Eugene Volokh’s thoughts about the lameness of the standard arguments against gays in the military as they apply to lesbians, and in particular his follow-up on the problem of sleeping and showering arrangments, which drew a previous comment in this space, have elicited some additional reflections from Mike O’Hare, who writes:
The problem of making social arrangements when a society admits to its constant, significant fraction of gays and lesbians continues to be perplexing. There’s plenty of plain old bigotry and fear around (let us pause to sympathize with the wretched existence that poor Spokane mayor must have been leading) but I think people are also subconsciously aware that sexual opportunity cannot be managed as we have traditionally done if some males and females are homosexual. It’s analogous to the sock puzzle: you have twelve each brown and black socks in a drawer. In the dark, how many do you have to take out to be sure you have a pair? Most people interpret “a pair” subconsciously as a brown and a black and say 13, but a pair of socks is two brown or two black, so the answer is three. (Another subconscious mishearing of the problem as “…to pair with the first one you pick out”) leads to another wrong answer, 14)
Traditional conventions for sleeping spaces, toilets, baths, manners and what-have-you are premised on the goal of preventing association of “a pair” where a pair means a male and a female, in circumstances (usually) of undress; in especially strict societies, such as Spanish upper classes of previous centuries, alone together at all. Segregation of males from females, who are visually distinguishable with high reliability, achieves this.

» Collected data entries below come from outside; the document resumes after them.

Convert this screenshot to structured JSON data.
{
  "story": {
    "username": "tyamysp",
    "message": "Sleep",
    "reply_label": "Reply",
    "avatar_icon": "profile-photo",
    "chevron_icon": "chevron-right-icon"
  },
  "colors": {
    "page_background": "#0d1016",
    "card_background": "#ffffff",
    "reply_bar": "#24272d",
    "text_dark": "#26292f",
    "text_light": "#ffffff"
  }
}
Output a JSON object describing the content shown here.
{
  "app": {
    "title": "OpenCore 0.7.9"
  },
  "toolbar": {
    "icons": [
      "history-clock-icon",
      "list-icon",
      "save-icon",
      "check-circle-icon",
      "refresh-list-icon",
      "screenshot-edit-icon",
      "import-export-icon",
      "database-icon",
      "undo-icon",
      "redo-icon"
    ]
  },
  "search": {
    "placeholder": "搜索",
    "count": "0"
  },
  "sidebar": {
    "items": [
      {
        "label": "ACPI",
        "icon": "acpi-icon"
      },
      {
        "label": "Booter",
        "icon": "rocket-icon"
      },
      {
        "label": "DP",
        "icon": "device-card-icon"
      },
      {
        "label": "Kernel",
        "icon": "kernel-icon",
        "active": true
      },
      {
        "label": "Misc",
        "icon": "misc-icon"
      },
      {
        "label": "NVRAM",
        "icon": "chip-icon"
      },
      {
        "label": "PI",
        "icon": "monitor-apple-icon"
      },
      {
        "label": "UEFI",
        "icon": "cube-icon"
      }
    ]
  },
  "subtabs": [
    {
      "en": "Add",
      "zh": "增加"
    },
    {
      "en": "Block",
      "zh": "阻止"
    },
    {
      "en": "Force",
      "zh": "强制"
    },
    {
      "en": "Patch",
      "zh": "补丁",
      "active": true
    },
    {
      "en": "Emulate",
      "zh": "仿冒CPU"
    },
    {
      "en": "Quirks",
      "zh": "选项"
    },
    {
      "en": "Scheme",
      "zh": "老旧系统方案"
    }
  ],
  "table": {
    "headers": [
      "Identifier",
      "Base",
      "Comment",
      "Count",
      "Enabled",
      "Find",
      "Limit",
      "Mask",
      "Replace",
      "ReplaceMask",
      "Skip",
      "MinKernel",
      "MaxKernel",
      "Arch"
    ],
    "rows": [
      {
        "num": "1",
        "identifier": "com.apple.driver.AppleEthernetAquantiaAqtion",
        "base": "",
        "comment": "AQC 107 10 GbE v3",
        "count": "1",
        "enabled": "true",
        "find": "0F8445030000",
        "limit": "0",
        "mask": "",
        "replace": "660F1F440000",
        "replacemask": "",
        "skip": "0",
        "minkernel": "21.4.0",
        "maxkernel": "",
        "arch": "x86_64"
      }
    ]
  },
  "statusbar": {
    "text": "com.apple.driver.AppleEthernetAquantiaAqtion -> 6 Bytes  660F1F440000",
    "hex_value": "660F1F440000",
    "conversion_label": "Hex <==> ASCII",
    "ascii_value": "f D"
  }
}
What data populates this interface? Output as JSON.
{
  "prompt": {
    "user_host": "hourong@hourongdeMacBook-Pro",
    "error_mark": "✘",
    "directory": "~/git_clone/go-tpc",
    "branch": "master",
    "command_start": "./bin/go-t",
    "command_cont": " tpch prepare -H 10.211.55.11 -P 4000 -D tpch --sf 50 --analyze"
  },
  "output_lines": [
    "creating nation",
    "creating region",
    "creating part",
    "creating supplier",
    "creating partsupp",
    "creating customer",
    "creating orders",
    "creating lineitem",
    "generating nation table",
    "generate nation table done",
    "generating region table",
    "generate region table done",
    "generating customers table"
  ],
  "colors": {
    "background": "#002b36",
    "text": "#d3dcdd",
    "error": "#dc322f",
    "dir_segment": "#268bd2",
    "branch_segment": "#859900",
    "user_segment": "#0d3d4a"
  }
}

But If a [sexually attracted] pair also means two gay men or two gay women, the standard recipes simply can’t be made to work, and if the myth/fear of gay predation on straights (or straight male predation on anyone in a skirt) is in play, it’s even worse. The only systematic scheme that matches historical models in their reassurance that sexually attracted pairs won’t meet in risky circumstances is impractical and offensive: private quarters for each gay person, or maybe straight dorms separated by sex plus doubles-with-bath with a gay man and gay woman in each. If your socks had sex in same-color pairs, and you didn’t want lots of socks, you would need twelve drawers, with a brown and a black in each. If they had sex either way, twenty four little cubicles.
I don’t recall much discussion of the combinatorics of adapting historical practices to the realities of the human population.
Accepting gays and lesbians into traditional organizations of all sorts will force us to depend on self-control, learning, and manners where rules and locks have traditionally been reassuring. Just going by the population ratios, it’s obvious that every straight adult has been in locker rooms and dormitories with gay people of his own sex all his life, quite uneventfully, but as so often happens, the facts aren’t as powerful against fear as they should be…
How the apparent discovery of human sexual pheremones influences all this is anyone’s guess. But if the laboratory result holds up, the argument that the sexual orientations of males are hard-wired, rather than chosen, just got much stronger.